All queer folks are kinky

Not true. Some people are just a little more vanilla than others. No problem with that; in the end, everyone's sexuality comes down to personal preference.
Alcohol always makes sex better

It does not! In fact, it can often make sex more confusing or intimidating if you're feeling anxious. It's okay to have a few drinks before sex, but don't drink too much—and certainly don't overdo it before your first time.
You can always score at a party

Sometimes you strike out. That's just the way it is; no one has a perfect batting average. Parties may be nice when you're queer, but there's nothing wrong with going home single.
There's no such thing as too many poppers

Poppers are great! But take them in moderation. Too much, and you could end up dizzy. Don't miss out on the pleasurable sensation that comes with them by sniffing too much, too fast. Check out Vice's article for an FAQ.
Or that we all like poppers

Some queer people don't like to use poppers, or find drugs and sex an unpleasant experience. No problem there if it's not your thing! It's important to remember tastes come in all varieties.
You can tell if someone is a top or bottom by their looks

Just because someone looks like a bottom or top doesn't mean they actually are one. Tough girls can be super subby; geeky girls can be tops in bed. Sex roles and personalities aren't always one-to-one.
Or you can tell a sexual role by personality

Shy girls may look like subs, but they can act like doms in bed. Extroverts can come off as domineering, but they end up being subs. It all depends on the person; never assume behavior equals sexual preferences.
All lesbians are femmes and butches

Lesbian relationships often can't be separated so cleanly into "femme" and "butch." While the pairing is common, it's not the end-all, be-all of lesbian sexuality. Femmes and femmes date all the time, as do butches. At the end of the day, it depends on preferences.
"Which one of you is the guy and which one is the girl?"
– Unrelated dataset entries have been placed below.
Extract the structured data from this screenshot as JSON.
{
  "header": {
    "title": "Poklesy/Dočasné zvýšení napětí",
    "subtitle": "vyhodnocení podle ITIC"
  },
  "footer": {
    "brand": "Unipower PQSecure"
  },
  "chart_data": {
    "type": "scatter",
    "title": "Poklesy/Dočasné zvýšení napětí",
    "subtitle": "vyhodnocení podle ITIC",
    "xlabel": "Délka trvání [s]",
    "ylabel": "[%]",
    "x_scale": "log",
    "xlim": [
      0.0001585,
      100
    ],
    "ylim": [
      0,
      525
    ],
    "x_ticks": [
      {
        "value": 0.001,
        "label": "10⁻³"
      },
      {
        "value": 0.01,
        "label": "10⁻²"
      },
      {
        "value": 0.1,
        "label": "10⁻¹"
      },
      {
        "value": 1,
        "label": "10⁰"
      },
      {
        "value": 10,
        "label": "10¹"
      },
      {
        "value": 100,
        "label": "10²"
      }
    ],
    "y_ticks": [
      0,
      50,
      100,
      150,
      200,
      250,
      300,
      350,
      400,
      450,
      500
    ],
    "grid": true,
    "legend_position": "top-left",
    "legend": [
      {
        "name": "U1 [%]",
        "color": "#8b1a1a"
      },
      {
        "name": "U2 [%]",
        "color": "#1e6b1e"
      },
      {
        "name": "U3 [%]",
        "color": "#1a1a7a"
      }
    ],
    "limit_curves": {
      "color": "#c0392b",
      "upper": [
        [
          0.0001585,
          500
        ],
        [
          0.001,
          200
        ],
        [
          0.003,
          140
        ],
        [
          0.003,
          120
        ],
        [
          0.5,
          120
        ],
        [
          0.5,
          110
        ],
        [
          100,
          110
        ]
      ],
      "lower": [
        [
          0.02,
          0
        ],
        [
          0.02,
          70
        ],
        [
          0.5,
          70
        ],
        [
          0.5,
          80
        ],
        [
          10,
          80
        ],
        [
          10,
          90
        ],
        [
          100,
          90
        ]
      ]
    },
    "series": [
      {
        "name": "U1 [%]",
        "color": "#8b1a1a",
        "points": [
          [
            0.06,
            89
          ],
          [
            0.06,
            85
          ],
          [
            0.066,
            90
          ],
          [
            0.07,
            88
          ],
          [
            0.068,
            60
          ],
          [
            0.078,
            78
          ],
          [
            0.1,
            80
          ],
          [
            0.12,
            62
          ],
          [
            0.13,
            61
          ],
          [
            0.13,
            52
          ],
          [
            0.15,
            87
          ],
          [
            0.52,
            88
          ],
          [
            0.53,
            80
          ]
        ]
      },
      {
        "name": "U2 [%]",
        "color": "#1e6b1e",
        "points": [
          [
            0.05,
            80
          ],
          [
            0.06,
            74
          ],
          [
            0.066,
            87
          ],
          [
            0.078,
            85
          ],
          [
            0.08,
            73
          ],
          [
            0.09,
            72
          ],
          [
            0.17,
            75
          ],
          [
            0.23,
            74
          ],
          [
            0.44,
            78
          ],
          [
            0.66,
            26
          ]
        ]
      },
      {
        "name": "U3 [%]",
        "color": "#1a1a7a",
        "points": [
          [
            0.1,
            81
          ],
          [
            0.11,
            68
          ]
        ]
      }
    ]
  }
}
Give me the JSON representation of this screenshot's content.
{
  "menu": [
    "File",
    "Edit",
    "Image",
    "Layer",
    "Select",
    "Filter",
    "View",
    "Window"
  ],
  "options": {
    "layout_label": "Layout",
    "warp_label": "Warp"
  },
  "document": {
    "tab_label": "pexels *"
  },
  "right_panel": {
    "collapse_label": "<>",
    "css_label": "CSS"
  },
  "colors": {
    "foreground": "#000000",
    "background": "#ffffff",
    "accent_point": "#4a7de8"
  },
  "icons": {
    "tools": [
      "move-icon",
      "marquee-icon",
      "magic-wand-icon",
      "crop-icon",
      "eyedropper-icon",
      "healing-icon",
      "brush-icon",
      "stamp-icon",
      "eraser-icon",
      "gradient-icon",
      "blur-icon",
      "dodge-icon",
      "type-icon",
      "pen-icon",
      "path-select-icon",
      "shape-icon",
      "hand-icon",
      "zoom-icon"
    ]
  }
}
The classic heteronormative gay question. There's no such thing as being "the guy" and "the girl." Just two gay men loving one another.
Doctors know nothing about LGBTQ+ health

Not true! Many doctors are becoming better equipped to deal with gay and lesbian sexuality; some are even experienced with trans health issues. Depending on the area you're in and the doctor you're seeing, discussing your sexual experiences may be extremely beneficial to protecting your health.
Oils work well in a pinch

They really don't. When in doubt, use lubes that are made for the sexual activity you want to perform: whether that's anal or otherwise.
Abuse isn't an LGBTQ+ problem

Wrong. Emotional and sexual abuse affects LGBTQ+ relationships too. But the language on abuse is often heteronormative and sees men as the sole source of abuse. As one BuzzFeed feature reveals, this can be alienating for victims of sexual assault looking for support.
Queer women experience lower rates of abuse

That's not true, either; there's actually enormously high abuse rates among gay and bisexual women. The National Center for Lesbian Rights reports that 1 in 8 lesbian women have experienced rape, whereas half of bisexual women have. 64% of trans people have also experienced sexual assault, leaving that statistic over 1-in-2 trans people.
The queer community is a sexual paradise

Queer communities can be amazing places where hooking up thrives and gender roles are thrown aside. But the image of gayborhoods as queer sexual utopias and paradises is kind of misleading. For one, not everyone likes casual sex or hooking up. Some people just keep to themselves and their partners. Like most romanticized images, the truth is more complicated.
Everyone comes out as "babies"

There's this assumption that when you're first learning about your identity, you're a "baby." That's not always true. The reality is that everyone has a different relationship with their identity, and we should accept one another for trying to explore their identity at their own pace and no matter what their age is.